A ocupação da bacia do Tejo por
grupos humanos é muito antiga. Antes dos romanos, ali viviam povos nativos,
também eles imigrados de vários lugares. O império romano erigiu cidades e
grandes obras onde hoje existem Espanha e Portugal. O nacionalista acredita que
o seu país e a sua língua existem desde sempre e para sempre. Ele minimiza a
construção histórica de um país, a menos que engrandeça a visão nacionalista. A
formação dos dois países ibéricos se deve a cristãos, mas não se pode esquecer
a grande contribuição muçulmana. Uma história muito antiga e densa pode
paralisar um povo. Pelo menos em Portugal, que conheci um pouco mais que a
Alemanha e Espanha, noto uma postura ambígua do seu povo, quer de conservadores
quer de progressistas: o que fazer com a história do país? Exaltá-la ou
repudiá-la? O poeta português Jorge de Sena tem um poema de ódio ao seu país.

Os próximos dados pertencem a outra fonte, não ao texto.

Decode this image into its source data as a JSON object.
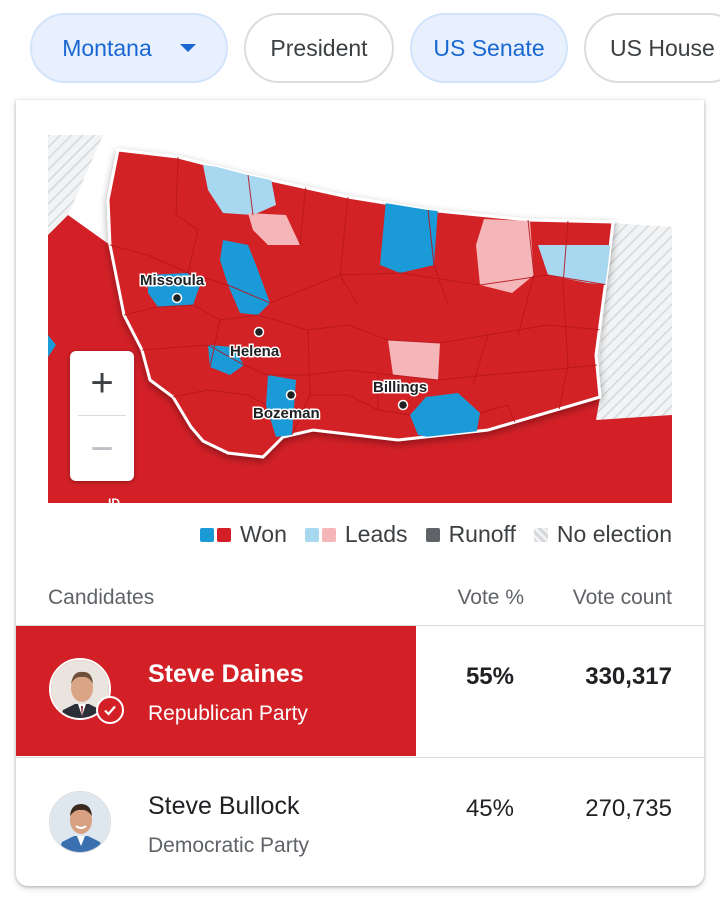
{
  "filters": {
    "state": "Montana",
    "tabs": [
      {
        "label": "President",
        "selected": false
      },
      {
        "label": "US Senate",
        "selected": true
      },
      {
        "label": "US House",
        "selected": false
      }
    ]
  },
  "map": {
    "cities": [
      "Missoula",
      "Helena",
      "Bozeman",
      "Billings"
    ],
    "neighbor_label": "ID",
    "zoom_in": "+",
    "zoom_out": "−"
  },
  "legend": {
    "won": "Won",
    "leads": "Leads",
    "runoff": "Runoff",
    "no_election": "No election"
  },
  "colors": {
    "republican": "#d32027",
    "democrat": "#1a9bd7",
    "rep_leads": "#f4b6b8",
    "dem_leads": "#a8d8f0",
    "runoff": "#5f6368",
    "chip_selected": "#1967d2"
  },
  "table": {
    "headers": {
      "candidates": "Candidates",
      "vote_pct": "Vote %",
      "vote_count": "Vote count"
    },
    "rows": [
      {
        "name": "Steve Daines",
        "party": "Republican Party",
        "pct": "55%",
        "count": "330,317",
        "winner": true
      },
      {
        "name": "Steve Bullock",
        "party": "Democratic Party",
        "pct": "45%",
        "count": "270,735",
        "winner": false
      }
    ]
  }
}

Camões, de um amor irrestrito.
Uma história longa e pesada pode
mesmo atordoar. Poucos olham para o presente e o futuro do Tejo. No âmbito de
sua bacia, os rios foram ultrapassados por pontes desde o tempo da dominação romana.
Uma ponte causa menos impacto que uma barragem. A bacia do Tejo está repleta de
barragens. São quase 40. A degradada bacia do Paraíba do Sul não é tão
explorada assim. O desenvolvimento da agropecuária levou à construção de
represas para acúmulo de água com fins de irrigação.

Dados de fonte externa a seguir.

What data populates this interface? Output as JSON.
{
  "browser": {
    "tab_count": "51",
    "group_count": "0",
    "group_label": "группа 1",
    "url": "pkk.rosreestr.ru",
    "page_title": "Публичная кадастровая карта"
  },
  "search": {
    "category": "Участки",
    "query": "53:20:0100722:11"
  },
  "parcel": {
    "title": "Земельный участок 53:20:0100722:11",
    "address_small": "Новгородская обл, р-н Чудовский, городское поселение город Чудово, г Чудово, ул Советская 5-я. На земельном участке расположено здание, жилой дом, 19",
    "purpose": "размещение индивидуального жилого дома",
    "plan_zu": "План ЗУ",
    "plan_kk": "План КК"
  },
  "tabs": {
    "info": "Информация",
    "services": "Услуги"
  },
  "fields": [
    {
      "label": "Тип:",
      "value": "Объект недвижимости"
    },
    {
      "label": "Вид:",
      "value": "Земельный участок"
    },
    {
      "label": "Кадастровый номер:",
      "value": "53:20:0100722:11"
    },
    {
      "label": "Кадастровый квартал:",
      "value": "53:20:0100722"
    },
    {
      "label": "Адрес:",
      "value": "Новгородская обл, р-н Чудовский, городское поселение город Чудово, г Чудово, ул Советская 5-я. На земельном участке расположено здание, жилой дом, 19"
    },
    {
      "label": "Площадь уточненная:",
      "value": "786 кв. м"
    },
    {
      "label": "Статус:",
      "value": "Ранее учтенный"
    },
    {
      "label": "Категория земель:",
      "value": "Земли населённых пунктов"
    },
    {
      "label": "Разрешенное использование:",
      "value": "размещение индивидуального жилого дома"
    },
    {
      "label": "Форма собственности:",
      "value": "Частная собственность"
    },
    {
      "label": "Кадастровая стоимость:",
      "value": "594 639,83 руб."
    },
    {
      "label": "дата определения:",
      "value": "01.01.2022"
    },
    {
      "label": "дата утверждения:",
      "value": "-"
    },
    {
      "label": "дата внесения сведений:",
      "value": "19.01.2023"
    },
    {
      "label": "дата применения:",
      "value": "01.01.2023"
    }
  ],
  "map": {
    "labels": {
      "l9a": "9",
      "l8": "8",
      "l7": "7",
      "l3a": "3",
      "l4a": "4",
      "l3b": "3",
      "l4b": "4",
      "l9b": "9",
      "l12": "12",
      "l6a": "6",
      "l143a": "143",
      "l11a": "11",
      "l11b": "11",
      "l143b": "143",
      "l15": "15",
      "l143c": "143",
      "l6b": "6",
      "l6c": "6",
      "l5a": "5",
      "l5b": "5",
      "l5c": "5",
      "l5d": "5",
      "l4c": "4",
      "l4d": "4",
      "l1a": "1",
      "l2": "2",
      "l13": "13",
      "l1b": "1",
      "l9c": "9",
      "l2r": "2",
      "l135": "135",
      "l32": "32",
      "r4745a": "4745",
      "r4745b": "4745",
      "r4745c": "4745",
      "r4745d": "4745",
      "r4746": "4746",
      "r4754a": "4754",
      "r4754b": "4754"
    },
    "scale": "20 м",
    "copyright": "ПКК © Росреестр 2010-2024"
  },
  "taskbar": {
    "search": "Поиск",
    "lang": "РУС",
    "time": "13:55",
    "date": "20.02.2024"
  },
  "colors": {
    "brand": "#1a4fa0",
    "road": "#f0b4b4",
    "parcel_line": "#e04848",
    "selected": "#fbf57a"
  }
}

Muitos núcleos urbanos ergueram-se
nas margens dos rios formadores da bacia do Tejo, tanto na Espanha quanto em
Portugal. Seria longo e ocioso enumerá-los. A maioria é muito antiga. Eles
demandam água para o abastecimento público. Como no Paraíba do Sul, as águas do
Tejo foram transpostas para o rio Segura, envolvido totalmente no interior do
território espanhol. O sistema é chamado de Transvase Tejo-Segura.
Senti-me em casa com essa
transposição. Ela me evocou imediatamente a transposição Paraíba do Sul-Guandu,
em Santa Cecilia. Mas existem diferenças: o Tejo desemboca no oceano Atlântico,
enquanto o Segura desemboca no mar Mediterrâneo, que é formado pelo Atlântico.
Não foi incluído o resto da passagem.